Full-timers Mears and Danny Sullivan (the 1985 Indy winner) would qualify their Chevrolet-powered Marches in third and 16th but, to replace Ongais’s smashed machine, Penske famously dragged an exhibition car from a hotel lobby in Reading, Pennsylvania and fitted it with a Cosworth DFX. It was an unlikely pick for Unser’s fourth and last Indy win, particularly when he qualified 20th and had to take evasive action on lap one.

“Josele Garza spun in Turn 1 and almost put me in the wall!” said Unser. “That’s always the problem with starting back there, and over the years I’d tried to avoid that by qualifying at the front, among the quick and experienced guys that you can trust. Garza’s car actually touched mine, and I said to myself, ‘Man, it’s gonna be one of those days.’

“So I took it easy, too easy. I let Mario Andretti lap me after about 20 laps. And that’s when I got pissed off and went after him. There’s no way I could have beaten him that day. He had us covered – had the whole field covered – but he never lapped me the rest of the race.”

But with just 20 laps to go, having led for 170, Andretti dropped out when his engine blew.

“That left me and Roberto Guerrero going at it for the win,” said Unser. “Roger had been on my radio since Mears had gone out, so I knew I was running good enough. Roger tells you who’s around you, what you’re doing, what others are doing – actually, he never shuts up.
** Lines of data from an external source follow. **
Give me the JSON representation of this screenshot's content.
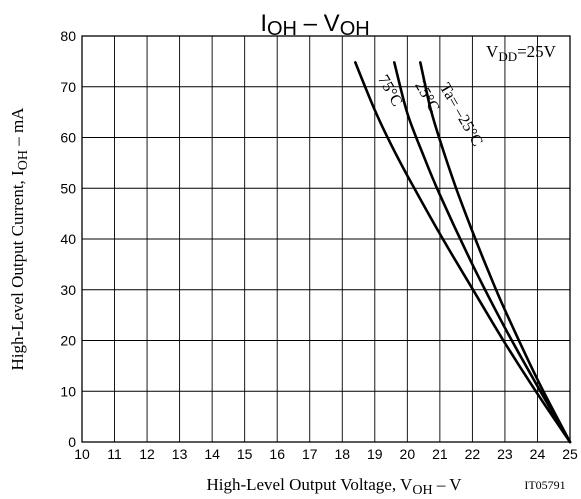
{
  "chart_data": {
    "type": "line",
    "title": {
      "main": "I",
      "main_sub": "OH",
      "sep": " – ",
      "second": "V",
      "second_sub": "OH"
    },
    "condition": {
      "main": "V",
      "sub": "DD",
      "rest": "=25V"
    },
    "xlabel": {
      "pre": "High-Level Output Voltage, V",
      "sub": "OH",
      "post": "  –  V"
    },
    "ylabel": {
      "pre": "High-Level Output Current, I",
      "sub": "OH",
      "post": "  –  mA"
    },
    "code": "IT05791",
    "xlim": [
      10,
      25
    ],
    "ylim": [
      0,
      80
    ],
    "xticks": [
      10,
      11,
      12,
      13,
      14,
      15,
      16,
      17,
      18,
      19,
      20,
      21,
      22,
      23,
      24,
      25
    ],
    "yticks": [
      0,
      10,
      20,
      30,
      40,
      50,
      60,
      70,
      80
    ],
    "grid": true,
    "series": [
      {
        "name": "75°C",
        "x": [
          25.0,
          24.0,
          23.0,
          22.0,
          21.0,
          20.0,
          19.5,
          19.0,
          18.4
        ],
        "y": [
          0,
          9.5,
          19.5,
          30.2,
          41.0,
          52.5,
          58.6,
          65.4,
          74.8
        ]
      },
      {
        "name": "25°C",
        "x": [
          25.0,
          24.0,
          23.0,
          22.0,
          21.0,
          20.5,
          20.0,
          19.6
        ],
        "y": [
          0,
          11.0,
          22.5,
          35.0,
          48.7,
          56.4,
          64.8,
          74.8
        ]
      },
      {
        "name": "Ta= –25°C",
        "x": [
          25.0,
          24.0,
          23.0,
          22.5,
          22.0,
          21.5,
          21.0,
          20.7,
          20.4
        ],
        "y": [
          0,
          12.3,
          26.0,
          33.5,
          41.5,
          50.0,
          59.5,
          66.0,
          74.8
        ]
      }
    ],
    "legend": "inline labels along curves"
  }
}
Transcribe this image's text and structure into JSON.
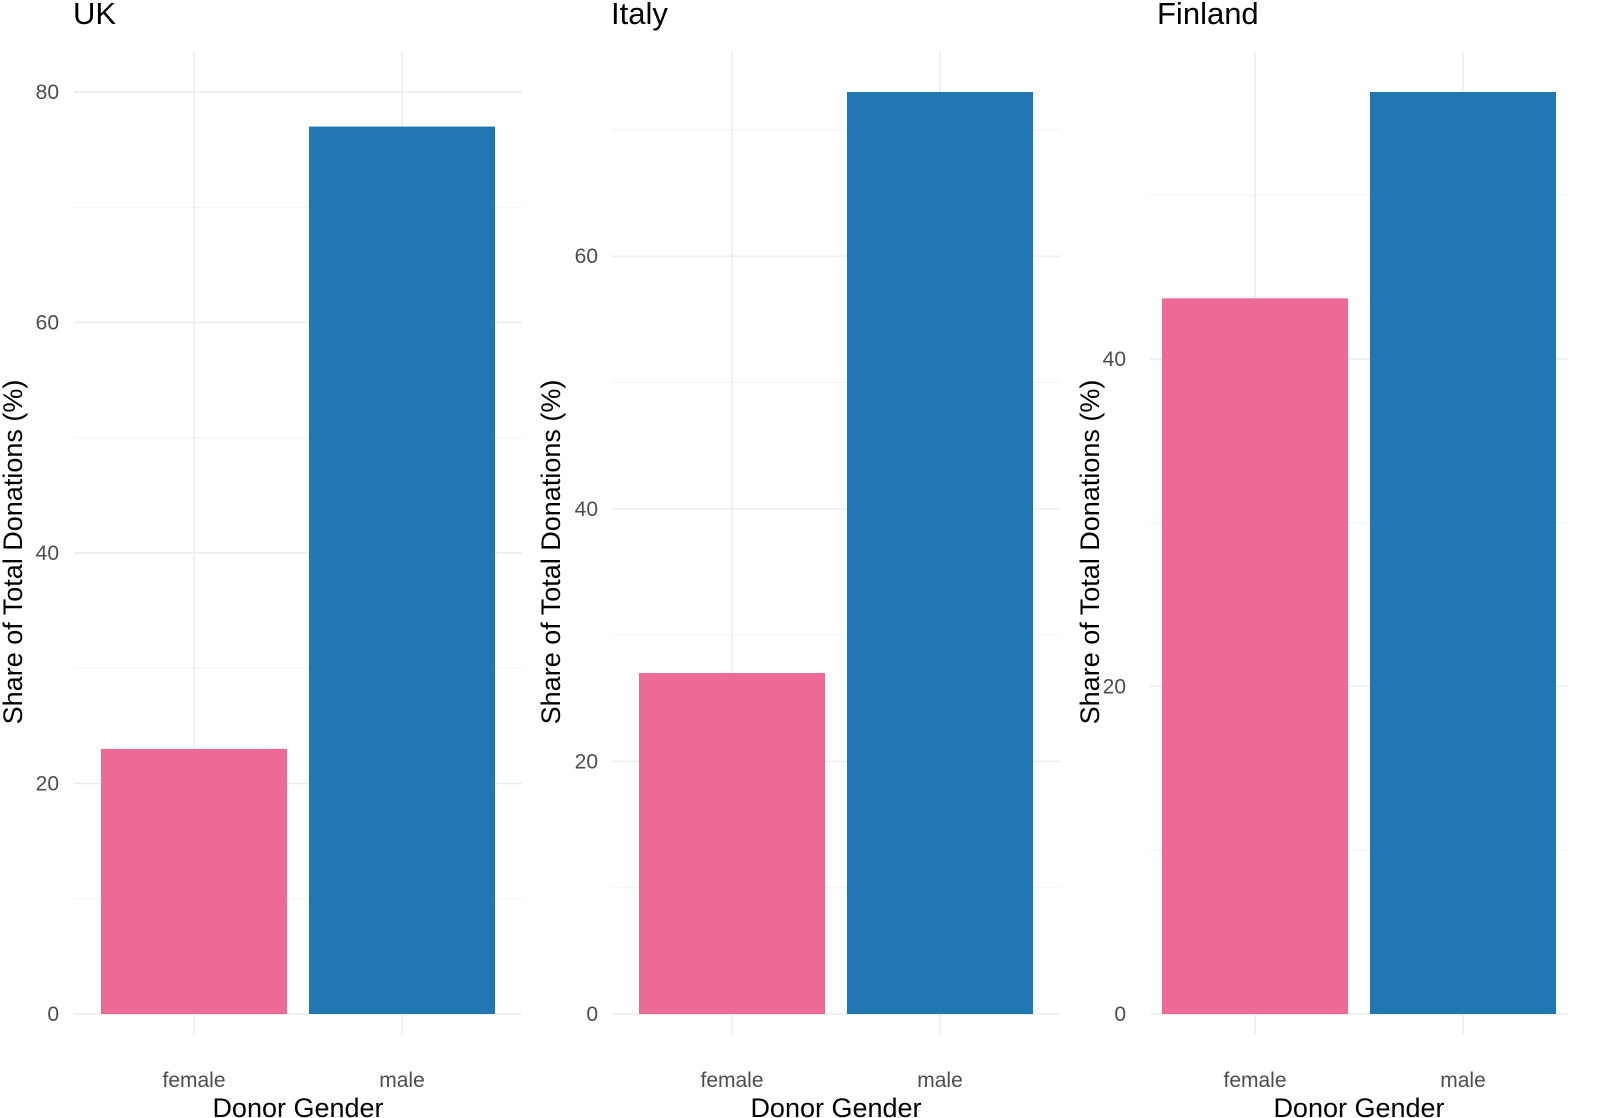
{
  "chart_data": [
    {
      "type": "bar",
      "title": "UK",
      "xlabel": "Donor Gender",
      "ylabel": "Share of Total Donations (%)",
      "categories": [
        "female",
        "male"
      ],
      "values": [
        23,
        77
      ],
      "colors": [
        "#ee6a96",
        "#2077b4"
      ],
      "ylim": [
        0,
        80
      ],
      "yticks": [
        0,
        20,
        40,
        60,
        80
      ],
      "grid": true
    },
    {
      "type": "bar",
      "title": "Italy",
      "xlabel": "Donor Gender",
      "ylabel": "Share of Total Donations (%)",
      "categories": [
        "female",
        "male"
      ],
      "values": [
        27,
        73
      ],
      "colors": [
        "#ee6a96",
        "#2077b4"
      ],
      "ylim": [
        0,
        73
      ],
      "yticks": [
        0,
        20,
        40,
        60
      ],
      "grid": true
    },
    {
      "type": "bar",
      "title": "Finland",
      "xlabel": "Donor Gender",
      "ylabel": "Share of Total Donations (%)",
      "categories": [
        "female",
        "male"
      ],
      "values": [
        43.7,
        56.3
      ],
      "colors": [
        "#ee6a96",
        "#2077b4"
      ],
      "ylim": [
        0,
        56.3
      ],
      "yticks": [
        0,
        20,
        40
      ],
      "grid": true
    }
  ]
}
“Anyway, it was very even between me and Guerrero: if I was ahead of him, I could stay ahead; if I was behind, I couldn’t pass. Then Roger made a decision to make our final pitstop early to put pressure on Guerrero, and that’s exactly how it worked. He messed up in the pits.”

For the next two years, he qualified a Penske on the front row; he also coaxed a Lola-Buick to finish third in 1992 (below), the year Al Jr. finally won the 500; and the 54-year-old even led the race a couple of times in King Racing’s Lola-Chevy in 1993. But the decision to retire altogether was swift the following year.

“I found myself standing on the pitwall watching my son qualify and suddenly realised I was too interested in how he was doing,” says ‘Big’ Al. “People who lack the ability to give 100 per cent don’t win. So I quit.”

And he did so as an Indianapolis Motor Speedway and Indycar racing legend.